Speaker: Ömer Bilgin, Ph.D., P.E., Tel. 713-743-4140, Assistant Professor at the University of Houston, Dept. of Civil & Environmental Engineering, Houston TX.

PRESENTATION SUMMARY

Dr. Bilgin, a geotechnical consultantand a licensed professional engineer in Massachusetts and California, with a Ph.D. from Cornell presented, to a room of about 40, "Lateral Earth Support Systems and Effect of Ground Movements on Adjacent Structures."

Dr. Bilgin's presentation addressed different types of retaining walls used for excavations, along with geotechnical considerations, cause of retaining wall movements, how to predict movements, and several case studies. He described two categories of retaining walls: externally stabilized (e.g. sheet piles or gravity walls) and internally stabilized, such as reinforced earth and soil nails. Hybrids of the two categories are also used.
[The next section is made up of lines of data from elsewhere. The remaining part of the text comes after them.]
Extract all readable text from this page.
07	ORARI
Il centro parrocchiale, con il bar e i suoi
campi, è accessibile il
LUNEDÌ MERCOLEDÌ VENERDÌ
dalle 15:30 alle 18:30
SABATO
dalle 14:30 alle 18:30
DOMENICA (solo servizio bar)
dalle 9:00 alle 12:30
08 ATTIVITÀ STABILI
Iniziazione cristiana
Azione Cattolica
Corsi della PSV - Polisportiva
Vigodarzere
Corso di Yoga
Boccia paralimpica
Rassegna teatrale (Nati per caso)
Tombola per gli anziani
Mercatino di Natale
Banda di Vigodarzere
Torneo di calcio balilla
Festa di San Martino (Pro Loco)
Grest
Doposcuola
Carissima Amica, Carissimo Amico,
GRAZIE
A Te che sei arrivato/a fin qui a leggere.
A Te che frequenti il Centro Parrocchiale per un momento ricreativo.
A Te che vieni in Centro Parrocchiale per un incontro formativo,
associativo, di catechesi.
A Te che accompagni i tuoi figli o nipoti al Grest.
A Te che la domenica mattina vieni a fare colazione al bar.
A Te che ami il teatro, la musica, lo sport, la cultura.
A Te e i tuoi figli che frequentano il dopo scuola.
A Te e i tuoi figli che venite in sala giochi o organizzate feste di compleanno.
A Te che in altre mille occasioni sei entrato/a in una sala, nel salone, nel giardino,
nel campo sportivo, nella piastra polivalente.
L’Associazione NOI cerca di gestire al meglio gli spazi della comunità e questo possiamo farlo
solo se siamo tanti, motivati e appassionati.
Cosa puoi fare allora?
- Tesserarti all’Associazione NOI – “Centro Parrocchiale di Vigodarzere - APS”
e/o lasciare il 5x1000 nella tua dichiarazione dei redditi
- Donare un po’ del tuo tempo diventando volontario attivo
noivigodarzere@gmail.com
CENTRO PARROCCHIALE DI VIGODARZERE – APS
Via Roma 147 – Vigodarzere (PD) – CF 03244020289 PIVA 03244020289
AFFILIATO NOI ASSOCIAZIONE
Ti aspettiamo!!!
According to Dr. Bilgin, before the excavation type is chosen one needs to consider the soil type, and proximity of other structures and the types of those structures in order to decide how much movement can be tolerated. With that information it can be decided whether to design the wall for active pressure or at-rest pressure and then what type of wall and bracing system to use. The geotechnical information needed includes SPT/CPT data, undrained shear strengths, and the presence of hazards such as expansive soils, large frost depths, compressible soils, etc. In designing the wall, the engineer must consider lateral sliding, overturning, bearing capacity, excessive settlement and shear/moments at critical wall sections.

Dr. Bilgin showed several handy settlement/deflection envelope curves that he uses to estimate wall movements when sizing material stiffnesses, wale spacings, etc. He also presented three case studies of large excavations. The third one he presented was a 150'x300'x50' deep excavation that employed soldier piles. An adjacent 2-story masonry building (circa 1920's) was only 19" from the excavation and developed large masonry cracks when that building moved 2" laterally, five times the 0.4" they originally planned on it moving.

Dr. Bilgin's advice for those designing large excavations: Get a geotechnical report, study the proximity of sensitive structures, and write specifications for the contractor to follow.